Hunapo wasn’t the first, but he was the first she loved. In Maori his name meant hidden darkness. When he discovered she didn’t know the meaning of hers, the journey began.
What she had begun with a box cutter and the dull blades of her grandmother’s old Swiss Army knife, Hunapo perfected with his sharper more efficient ones. He used hooks to lift and fold so that when the wounds healed the scars rose, a beautiful outcropping, along the surface of her skin. When he was finished with her, she would know everything she needed to know. But like so many people she knew, Hunapo was illegal, on the run. Busted and disappeared, he left her incomplete, a draft, undone.
She went wherever city work took her and filled days with work: typing and filing; serving and pouring; dancing and teasing. At night she toyed with people like this man and practiced what Hunapo taught her. For without the meaning of her name, she could not die.

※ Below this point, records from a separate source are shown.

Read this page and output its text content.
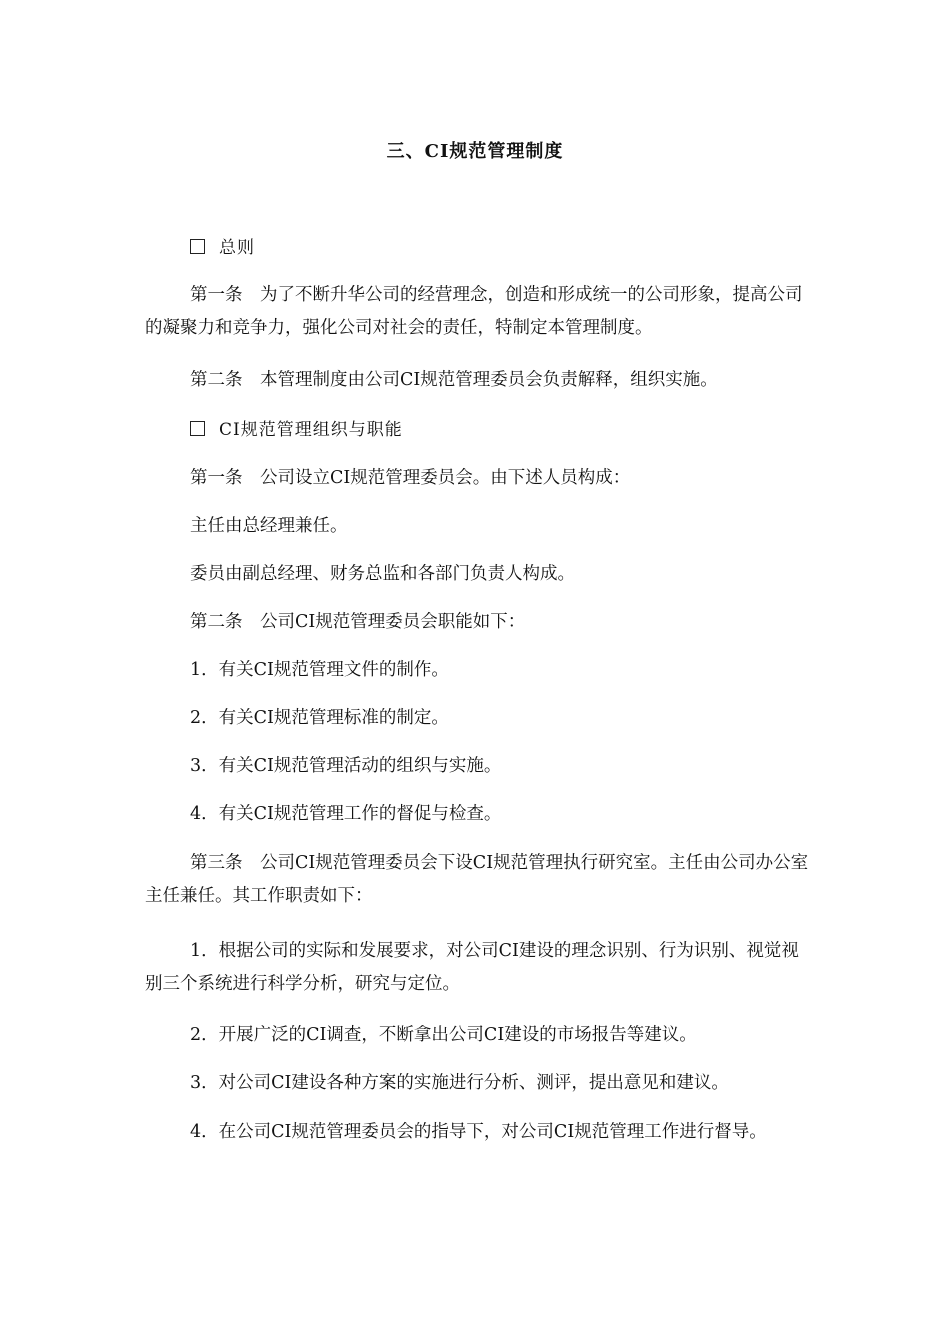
三、CI规范管理制度
总则
第一条　为了不断升华公司的经营理念，创造和形成统一的公司形象，提高公司的凝聚力和竞争力，强化公司对社会的责任，特制定本管理制度。
第二条　本管理制度由公司CI规范管理委员会负责解释，组织实施。
CI规范管理组织与职能
第一条　公司设立CI规范管理委员会。由下述人员构成：
主任由总经理兼任。
委员由副总经理、财务总监和各部门负责人构成。
第二条　公司CI规范管理委员会职能如下：
1．有关CI规范管理文件的制作。
2．有关CI规范管理标准的制定。
3．有关CI规范管理活动的组织与实施。
4．有关CI规范管理工作的督促与检查。
第三条　公司CI规范管理委员会下设CI规范管理执行研究室。主任由公司办公室主任兼任。其工作职责如下：
1．根据公司的实际和发展要求，对公司CI建设的理念识别、行为识别、视觉视别三个系统进行科学分析，研究与定位。
2．开展广泛的CI调查，不断拿出公司CI建设的市场报告等建议。
3．对公司CI建设各种方案的实施进行分析、测评，提出意见和建议。
4．在公司CI规范管理委员会的指导下，对公司CI规范管理工作进行督导。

When the man saw Indian Territory mapped across her breasts and abdomen, he gasped. She’d quit picking up women, their first response so hard to read. Whether or not they wanted to proceed, they always wanted to know why.
But a man is like a primer. This one still had his hard-on. Eagerly he followed the rivers—Neosho, Washita, Verdigris—with his tongue. But as with so many others, his interest flagged when across her back, he encountered the scars Hanupo had packed with the ashes of her dead grandmother. Mountain ranges—Ozark, Ouachita, Cerbat, Wasatch—emerged along her spine and across her buttocks.
She pitied him. He’d come so far, only to flounder in the rough terrain.
“I don’t mind the scars,” he said, trying to convince himself, desperate to continue the journey but unable to make the climb.
She rolled him onto his back and straddled him, folding what was left of his desire inside her. She pulled her big Bowie knife from the sheath beneath her pillow, “You don’t mind he scars?” She taunted him with his declaration and made the cut. First blood a sweet rush to the surface. She waited for the flow to clear the wound, the blush of skin, wanting, like lips, its first kiss. She could work it then, folding and tucking, packing skin with what she had at hand—bits of thread, cigarette ashes, strands of hair—mapping the territory to her own hidden darkness.